By Paige Nash
On March 30, 1933, in Winder, Georgia Eudora Brown Almond, wife of Dr. Charles B. Almond organized the very first Doctors’ Day. She wanted to have a day where everyone could honor and appreciate physicians. They celebrated by mailing cards and placing flowers on the graves of the communities’ deceased doctors. It was not until almost 50 years later that this day was officially designated as “National Doctors’ Day” by President George Bush.
“All those Americans who serve as licensed physicians have engaged in years of study and training, often at great financial cost,” President Bush stated in his proclamation, “Most endure long and unpredictable hours, and many must cope with the conflicting demands of work and family life.”
We all know a physician who deserves to be acknowledged and honored on this day and Dr. Michael Ulich is one of many that serve Webster Parish. Dr. Ulich moved to Minden from New York and has independently owned and operated Minden Pediatrics since 2006. After 16 years of serving the Minden community, he still remembers his first patient.
“My first patient was a 6-month-old with a 16-year-old mother, said Ulich. “The baby had a fever with a rash, and I told her that it was a virus, and it would just have to run its course.”
The mother said she needed antibiotics and that when she was a baby, her mother always gave her antibiotics. Dr. Ulich said he spent a lot of time with the mother educating her about fever and viruses versus bacteria.
“It is difficult to change culture,” he said, “but I have kept the same philosophy and standard of care throughout. I have to spend more time with patients on education sometimes.”
The term doctor in Latin translates to “teach.”
“It is well known that Dr. Ulich is a great physician. He is a perfect combination of talent and dedication to doing the best for each individual patient,” said friend and fellow doctor, Michael Chanler, “There have been times where he was not on-call, or he was going to lose money doing the right thing for a child in need and he stepped up without hesitation.”
Dr.
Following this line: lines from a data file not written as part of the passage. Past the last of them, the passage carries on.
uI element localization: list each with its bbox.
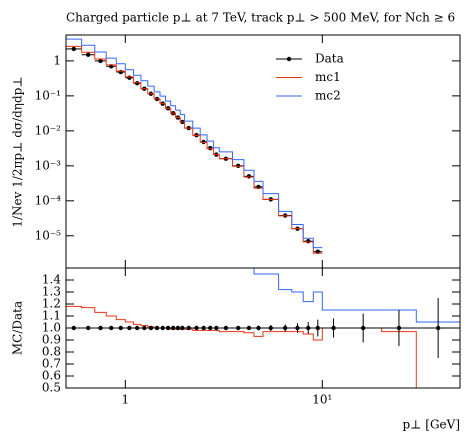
- data-point: [165, 325, 171, 331]
- ratio-plot-area: [66, 268, 460, 388]
- data-point: [208, 325, 213, 331]
- data-point: [186, 325, 191, 331]
- y-tick-label: 1.3: [42, 285, 61, 299]
- data-point: [306, 239, 311, 244]
- y-tick-label: 10⁻⁵: [35, 228, 62, 242]
- y-tick-label: 0.7: [42, 357, 61, 371]
- y-tick-label: 1.0: [42, 321, 61, 335]
- data-point: [134, 325, 140, 331]
- data-point: [127, 75, 132, 80]
- data-point: [118, 325, 123, 331]
- ratio-y-axis-label: MC/Data: [11, 301, 25, 355]
- main-plot-area: [66, 38, 323, 254]
- y-tick-label: 10⁻³: [35, 158, 62, 172]
- y-tick-label: 10⁻¹: [35, 88, 61, 102]
- legend-label: Data: [315, 52, 344, 66]
- data-point: [175, 325, 181, 331]
- data-point: [295, 325, 300, 331]
- data-point: [194, 325, 199, 331]
- data-point: [246, 325, 252, 331]
- data-point: [282, 325, 288, 331]
- y-axis-label: 1/Nev 1/2πp⊥ dσ/dηdp⊥: [11, 76, 25, 227]
- y-tick-label: 1.2: [42, 297, 61, 311]
- axes: 10⁻⁵ 10⁻⁴ 10⁻³ 10⁻² 10⁻¹ 1 Data mc1 mc2 0.50.60.7…: [35, 35, 460, 407]
- data-point: [306, 325, 311, 331]
- data-point: [235, 325, 241, 331]
- data-point: [223, 325, 229, 331]
- data-point: [331, 325, 336, 331]
- mc-histogram: [243, 268, 460, 323]
- y-tick-label: 0.8: [42, 345, 61, 359]
- y-tick-label: 0.5: [42, 381, 61, 395]
- x-tick-label: 10¹: [312, 393, 332, 407]
- data-point: [85, 325, 91, 331]
- data-point: [98, 325, 103, 331]
- data-point: [109, 325, 114, 331]
- data-point: [396, 325, 402, 331]
- ratio-frame: [65, 267, 461, 389]
- legend-marker: [286, 56, 292, 62]
- y-tick-label: 10⁻²: [35, 123, 62, 137]
- chart-title: Charged particle p⊥ at 7 TeV, track p⊥ >…: [66, 11, 455, 25]
- data-point: [118, 69, 123, 75]
- mc-histogram: [66, 305, 460, 388]
- data-point: [435, 325, 441, 331]
- data-point: [134, 81, 140, 86]
- y-tick-label: 0.9: [42, 333, 61, 347]
- data-point: [180, 325, 185, 331]
- data-point: [170, 325, 176, 331]
- mc-histogram: [66, 38, 323, 249]
- data-point: [160, 325, 165, 331]
- y-tick-label: 1.1: [42, 309, 61, 323]
- data-point: [142, 325, 147, 331]
- y-tick-label: 1: [53, 53, 61, 67]
- y-tick-label: 0.6: [42, 369, 61, 383]
- y-tick-label: 1.4: [42, 273, 61, 287]
- data-point: [127, 325, 132, 331]
- data-point: [268, 325, 273, 331]
- x-tick-label: 1: [121, 393, 129, 407]
- data-point: [360, 325, 366, 331]
- data-point: [98, 58, 103, 64]
- data-point: [85, 52, 91, 57]
- data-point: [201, 325, 206, 331]
- data-point: [315, 325, 320, 331]
- data-point: [214, 325, 219, 331]
- data-point: [256, 325, 261, 331]
- data-point: [71, 46, 76, 52]
- x-axis-label: p⊥ [GeV]: [403, 418, 461, 432]
- data-point: [154, 325, 160, 331]
- data-point: [246, 174, 252, 179]
- y-tick-label: 10⁻⁴: [35, 193, 62, 207]
- legend-label: mc2: [315, 89, 341, 103]
- data-point: [148, 325, 154, 331]
- legend-label: mc1: [315, 70, 341, 84]
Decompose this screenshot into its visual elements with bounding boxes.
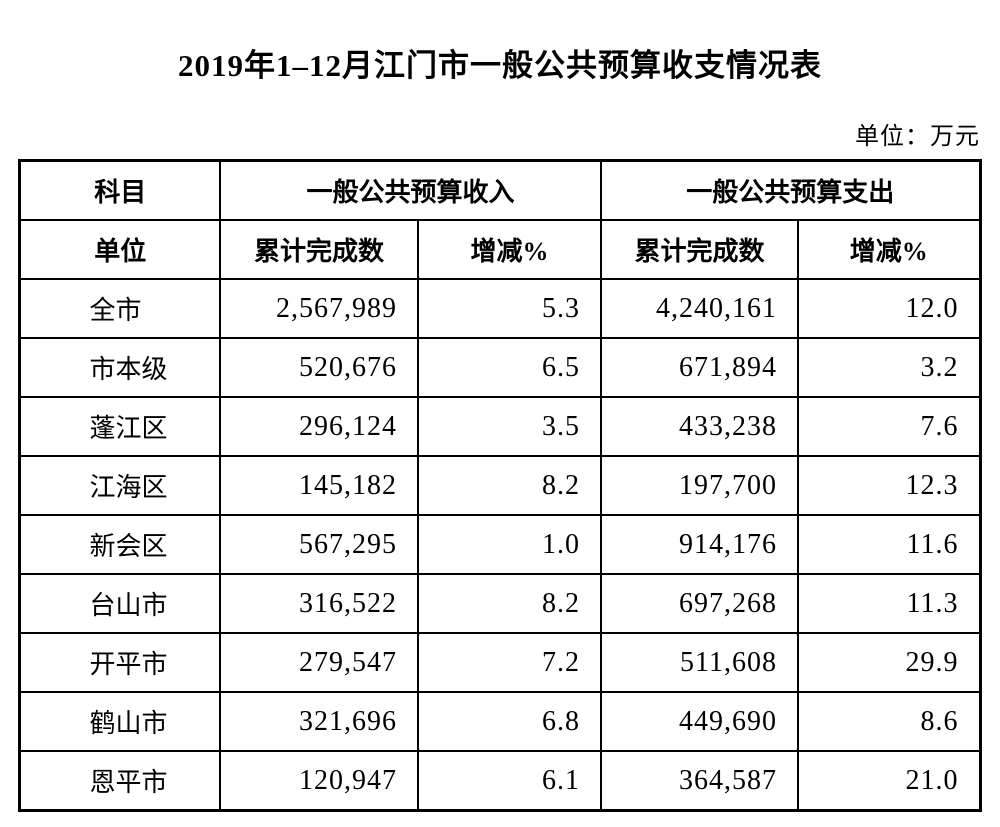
row-expenditure-change: 7.6 [796,396,982,458]
row-expenditure-change: 11.3 [796,573,982,635]
row-revenue: 296,124 [218,396,419,458]
header-row-groups: 科目 一般公共预算收入 一般公共预算支出 [18,159,982,222]
row-name: 开平市 [18,632,221,694]
row-revenue-change: 6.1 [416,750,603,812]
row-revenue: 2,567,989 [218,278,419,340]
header-revenue-change: 增减% [416,219,603,281]
header-expenditure-change: 增减% [796,219,982,281]
header-revenue-group: 一般公共预算收入 [218,159,603,222]
row-name: 江海区 [18,455,221,517]
row-revenue: 145,182 [218,455,419,517]
table-row: 新会区 567,295 1.0 914,176 11.6 [18,514,982,576]
row-revenue: 321,696 [218,691,419,753]
table-row: 开平市 279,547 7.2 511,608 29.9 [18,632,982,694]
row-revenue: 120,947 [218,750,419,812]
table-header: 科目 一般公共预算收入 一般公共预算支出 单位 累计完成数 增减% 累计完成数 … [18,159,982,281]
row-expenditure: 197,700 [600,455,799,517]
row-expenditure-change: 29.9 [796,632,982,694]
row-expenditure-change: 3.2 [796,337,982,399]
row-expenditure: 433,238 [600,396,799,458]
unit-note: 单位：万元 [855,124,980,151]
row-name: 台山市 [18,573,221,635]
row-expenditure: 4,240,161 [600,278,799,340]
row-revenue: 316,522 [218,573,419,635]
table-row: 台山市 316,522 8.2 697,268 11.3 [18,573,982,635]
header-unit: 单位 [18,219,221,281]
row-revenue-change: 8.2 [416,573,603,635]
header-revenue-cumulative: 累计完成数 [218,219,419,281]
table-body: 全市 2,567,989 5.3 4,240,161 12.0 市本级 520,… [18,278,982,812]
row-expenditure: 697,268 [600,573,799,635]
row-expenditure-change: 12.0 [796,278,982,340]
row-name: 市本级 [18,337,221,399]
header-expenditure-group: 一般公共预算支出 [599,159,982,222]
budget-table: 科目 一般公共预算收入 一般公共预算支出 单位 累计完成数 增减% 累计完成数 … [18,159,982,813]
row-name: 蓬江区 [18,396,221,458]
row-revenue: 279,547 [218,632,419,694]
row-expenditure-change: 11.6 [796,514,982,576]
row-expenditure: 449,690 [600,691,799,753]
row-expenditure-change: 8.6 [796,691,982,753]
row-expenditure: 671,894 [600,337,799,399]
row-revenue: 567,295 [218,514,419,576]
row-expenditure-change: 12.3 [796,455,982,517]
row-expenditure-change: 21.0 [796,750,982,812]
header-expenditure-cumulative: 累计完成数 [600,219,799,281]
row-revenue-change: 8.2 [416,455,603,517]
header-subject: 科目 [18,159,221,222]
table-row: 市本级 520,676 6.5 671,894 3.2 [18,337,982,399]
table-row: 全市 2,567,989 5.3 4,240,161 12.0 [18,278,982,340]
row-revenue: 520,676 [218,337,419,399]
row-name: 恩平市 [18,750,221,812]
header-row-columns: 单位 累计完成数 增减% 累计完成数 增减% [18,219,982,281]
row-expenditure: 914,176 [600,514,799,576]
row-name: 全市 [18,278,221,340]
row-revenue-change: 7.2 [416,632,603,694]
row-revenue-change: 6.8 [416,691,603,753]
row-name: 鹤山市 [18,691,221,753]
table-row: 江海区 145,182 8.2 197,700 12.3 [18,455,982,517]
row-revenue-change: 3.5 [416,396,603,458]
page-title: 2019年1–12月江门市一般公共预算收支情况表 [178,48,822,83]
row-revenue-change: 5.3 [416,278,603,340]
row-revenue-change: 1.0 [416,514,603,576]
row-expenditure: 364,587 [600,750,799,812]
table-row: 蓬江区 296,124 3.5 433,238 7.6 [18,396,982,458]
row-expenditure: 511,608 [600,632,799,694]
row-revenue-change: 6.5 [416,337,603,399]
table-row: 恩平市 120,947 6.1 364,587 21.0 [18,750,982,812]
table-row: 鹤山市 321,696 6.8 449,690 8.6 [18,691,982,753]
row-name: 新会区 [18,514,221,576]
Ulich said he became a pediatrician to make an immediate impact in the lives of his patients and their families, and hopefully an impact on their rest of their lives. As an advocate for children, he says it is hard to see them not get the help they need due to social, financial and educational discrepancies.
“One thing I would like to see is a revamp in the Department of Children and Family Services,” he said. “This is a big problem in my practice. My patients’ medical, school and social homes need to be more integrated. This would start with a change in policies, being consistent and better communication between the pediatrician, educators and social workers.”
Doctors navigate a lot behind the scenes that most people do not realize. Along with the late-night phone calls, long hours and everyday stress of caring for the ill, they also have to battle a flawed healthcare system, fighting with insurance companies for appropriate care and trying to manage a work-life balance.
That is why it is important to take some time today to show some appreciation for all the hard work our doctors put in to serve our communities, to save lives and to advance medical knowledge, so that we may live longer and healthier. You can celebrate National Doctors’ Day by hosting a luncheon, offering services, such as a massage or a car detail. You can show appreciation by sending a card or by simply saying “thank you.”